Why the mask world is moving to curvilinear
If you’ve been to a lithography or photomask technology conference lately, you’ve likely noticed a trend: many papers and talks on curvilinear masks, curvilinear OPC, curvilinear ILT, curvilinear mask process correction (MPC), and curvilinear mask formats. The photomask industry is experiencing a fundamental shift from Manhattan masks to curvilinear masks.
Part 1.
By Leo Pang, D2S, Inc.
So, what is the motivation for this shift? After decades of Manhattan mask design, what are the benefits of moving to curvilinear? First, let’s look at some background on the technologies that set the stage for this shift to curvilinear masks.
ILT started the shift
Curvilinear masks started with inverse lithography technology (ILT). ILT treats mask optimization as an inverse problem, starting with the desired wafer target and calculating the mask that will produce the desired wafer target. Wafer scanners have band-limited optics which cannot produce 90-degree corners, so any 90-degree corners (especially the tip of the corner, which has infinite frequency) will be filtered by scanner optics, and so are not included in ILT solutions.
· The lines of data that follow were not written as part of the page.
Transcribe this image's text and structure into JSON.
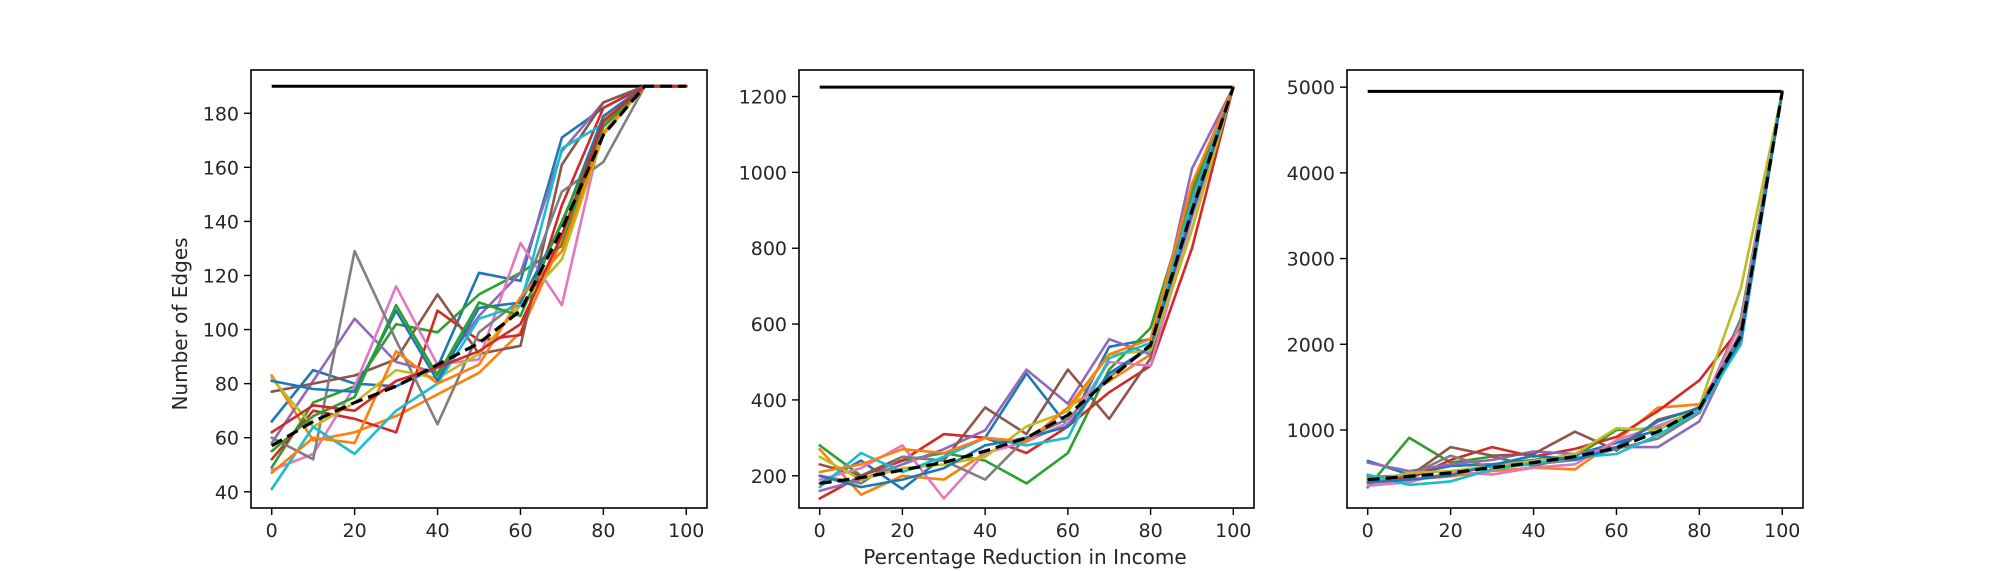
{
  "figure": {
    "ylabel": "Number of Edges",
    "xlabel": "Percentage Reduction in Income"
  },
  "colors": [
    "#1f77b4",
    "#ff7f0e",
    "#2ca02c",
    "#d62728",
    "#9467bd",
    "#8c564b",
    "#e377c2",
    "#7f7f7f",
    "#bcbd22",
    "#17becf"
  ],
  "chart_data": [
    {
      "type": "line",
      "x": [
        0,
        10,
        20,
        30,
        40,
        50,
        60,
        70,
        80,
        90,
        100
      ],
      "xlim": [
        -5,
        105
      ],
      "ylim": [
        34,
        196
      ],
      "xticks": [
        0,
        20,
        40,
        60,
        80,
        100
      ],
      "yticks": [
        40,
        60,
        80,
        100,
        120,
        140,
        160,
        180
      ],
      "upper_bound": 190,
      "mean": [
        57,
        66,
        73,
        79,
        87,
        95,
        107,
        137,
        172,
        190,
        190
      ],
      "series": [
        {
          "values": [
            66,
            85,
            80,
            79,
            86,
            121,
            118,
            171,
            182,
            190,
            190
          ]
        },
        {
          "values": [
            83,
            59,
            62,
            68,
            76,
            84,
            99,
            133,
            178,
            190,
            190
          ]
        },
        {
          "values": [
            49,
            73,
            79,
            102,
            99,
            113,
            121,
            131,
            176,
            190,
            190
          ]
        },
        {
          "values": [
            52,
            70,
            67,
            62,
            107,
            96,
            98,
            146,
            182,
            190,
            190
          ]
        },
        {
          "values": [
            58,
            81,
            104,
            88,
            84,
            105,
            121,
            166,
            184,
            190,
            190
          ]
        },
        {
          "values": [
            77,
            80,
            83,
            89,
            113,
            91,
            94,
            161,
            184,
            190,
            190
          ]
        },
        {
          "values": [
            48,
            54,
            79,
            116,
            87,
            89,
            132,
            109,
            176,
            190,
            190
          ]
        },
        {
          "values": [
            60,
            52,
            129,
            96,
            65,
            99,
            111,
            151,
            162,
            190,
            190
          ]
        },
        {
          "values": [
            82,
            64,
            73,
            85,
            82,
            91,
            109,
            126,
            172,
            190,
            190
          ]
        },
        {
          "values": [
            41,
            64,
            54,
            70,
            80,
            104,
            109,
            167,
            176,
            190,
            190
          ]
        },
        {
          "values": [
            81,
            78,
            77,
            107,
            81,
            108,
            110,
            139,
            179,
            190,
            190
          ]
        },
        {
          "values": [
            47,
            60,
            58,
            92,
            80,
            87,
            112,
            129,
            173,
            190,
            190
          ]
        },
        {
          "values": [
            55,
            68,
            75,
            109,
            83,
            110,
            105,
            140,
            175,
            190,
            190
          ]
        },
        {
          "values": [
            62,
            72,
            70,
            81,
            86,
            92,
            102,
            135,
            177,
            190,
            190
          ]
        }
      ]
    },
    {
      "type": "line",
      "x": [
        0,
        10,
        20,
        30,
        40,
        50,
        60,
        70,
        80,
        90,
        100
      ],
      "xlim": [
        -5,
        105
      ],
      "ylim": [
        115,
        1270
      ],
      "xticks": [
        0,
        20,
        40,
        60,
        80,
        100
      ],
      "yticks": [
        200,
        400,
        600,
        800,
        1000,
        1200
      ],
      "upper_bound": 1225,
      "mean": [
        180,
        195,
        215,
        235,
        265,
        300,
        360,
        455,
        545,
        900,
        1225
      ],
      "series": [
        {
          "values": [
            180,
            240,
            165,
            250,
            300,
            470,
            330,
            540,
            560,
            960,
            1225
          ]
        },
        {
          "values": [
            270,
            150,
            200,
            190,
            260,
            290,
            380,
            450,
            520,
            850,
            1225
          ]
        },
        {
          "values": [
            280,
            200,
            240,
            260,
            240,
            180,
            260,
            480,
            590,
            950,
            1225
          ]
        },
        {
          "values": [
            140,
            200,
            240,
            310,
            300,
            260,
            330,
            420,
            490,
            800,
            1225
          ]
        },
        {
          "values": [
            160,
            190,
            230,
            270,
            320,
            480,
            390,
            560,
            520,
            1010,
            1225
          ]
        },
        {
          "values": [
            230,
            200,
            250,
            240,
            380,
            310,
            480,
            350,
            510,
            900,
            1225
          ]
        },
        {
          "values": [
            190,
            220,
            280,
            140,
            260,
            290,
            340,
            500,
            490,
            880,
            1225
          ]
        },
        {
          "values": [
            200,
            180,
            250,
            240,
            190,
            300,
            350,
            460,
            540,
            930,
            1225
          ]
        },
        {
          "values": [
            250,
            190,
            220,
            230,
            250,
            330,
            370,
            520,
            530,
            850,
            1225
          ]
        },
        {
          "values": [
            170,
            260,
            210,
            250,
            300,
            280,
            300,
            510,
            550,
            920,
            1225
          ]
        },
        {
          "values": [
            200,
            170,
            190,
            220,
            280,
            300,
            330,
            470,
            540,
            890,
            1225
          ]
        },
        {
          "values": [
            210,
            230,
            270,
            260,
            300,
            290,
            380,
            520,
            560,
            970,
            1225
          ]
        }
      ]
    },
    {
      "type": "line",
      "x": [
        0,
        10,
        20,
        30,
        40,
        50,
        60,
        70,
        80,
        90,
        100
      ],
      "xlim": [
        -5,
        105
      ],
      "ylim": [
        90,
        5200
      ],
      "xticks": [
        0,
        20,
        40,
        60,
        80,
        100
      ],
      "yticks": [
        1000,
        2000,
        3000,
        4000,
        5000
      ],
      "upper_bound": 4950,
      "mean": [
        420,
        460,
        500,
        560,
        620,
        690,
        790,
        980,
        1250,
        2100,
        4950
      ],
      "series": [
        {
          "values": [
            640,
            480,
            580,
            600,
            650,
            710,
            850,
            1000,
            1250,
            2000,
            4950
          ]
        },
        {
          "values": [
            380,
            420,
            460,
            520,
            560,
            540,
            880,
            1260,
            1300,
            2100,
            4950
          ]
        },
        {
          "values": [
            330,
            910,
            620,
            690,
            580,
            690,
            1000,
            1020,
            1200,
            2300,
            4950
          ]
        },
        {
          "values": [
            460,
            430,
            650,
            800,
            690,
            780,
            920,
            1220,
            1580,
            2200,
            4950
          ]
        },
        {
          "values": [
            620,
            520,
            600,
            650,
            750,
            720,
            800,
            800,
            1100,
            2100,
            4950
          ]
        },
        {
          "values": [
            420,
            460,
            800,
            700,
            720,
            980,
            760,
            1120,
            1250,
            2000,
            4950
          ]
        },
        {
          "values": [
            350,
            390,
            510,
            480,
            560,
            600,
            880,
            1050,
            1230,
            2250,
            4950
          ]
        },
        {
          "values": [
            450,
            470,
            700,
            560,
            600,
            650,
            780,
            900,
            1200,
            2150,
            4950
          ]
        },
        {
          "values": [
            400,
            500,
            520,
            580,
            640,
            720,
            1020,
            1000,
            1280,
            2650,
            4950
          ]
        },
        {
          "values": [
            480,
            360,
            400,
            540,
            610,
            680,
            720,
            940,
            1220,
            2000,
            4950
          ]
        },
        {
          "values": [
            390,
            420,
            470,
            590,
            700,
            650,
            800,
            1100,
            1260,
            2050,
            4950
          ]
        }
      ]
    }
  ]
}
For this reason, ILT mask patterns were naturally curvilinear.
Figure 1. Mask pattern created by this first ILT solution (left).
“Manhattanized” version of the same pattern (center), Manhattanized ILT
mask patterns without SRAFs. (right)[1]. Source: Luminescent/Synopsys.
At the 2006 SPIE Advanced Lithography Conference, Dan Abrams and I presented the first ILT paper from Luminescent, “Fast Inverse Lithography Technology.”[1] Luminescent and its partners published numerous papers that showed that ideal, fully curvilinear ILT mask patterns produced the largest process window[2-9].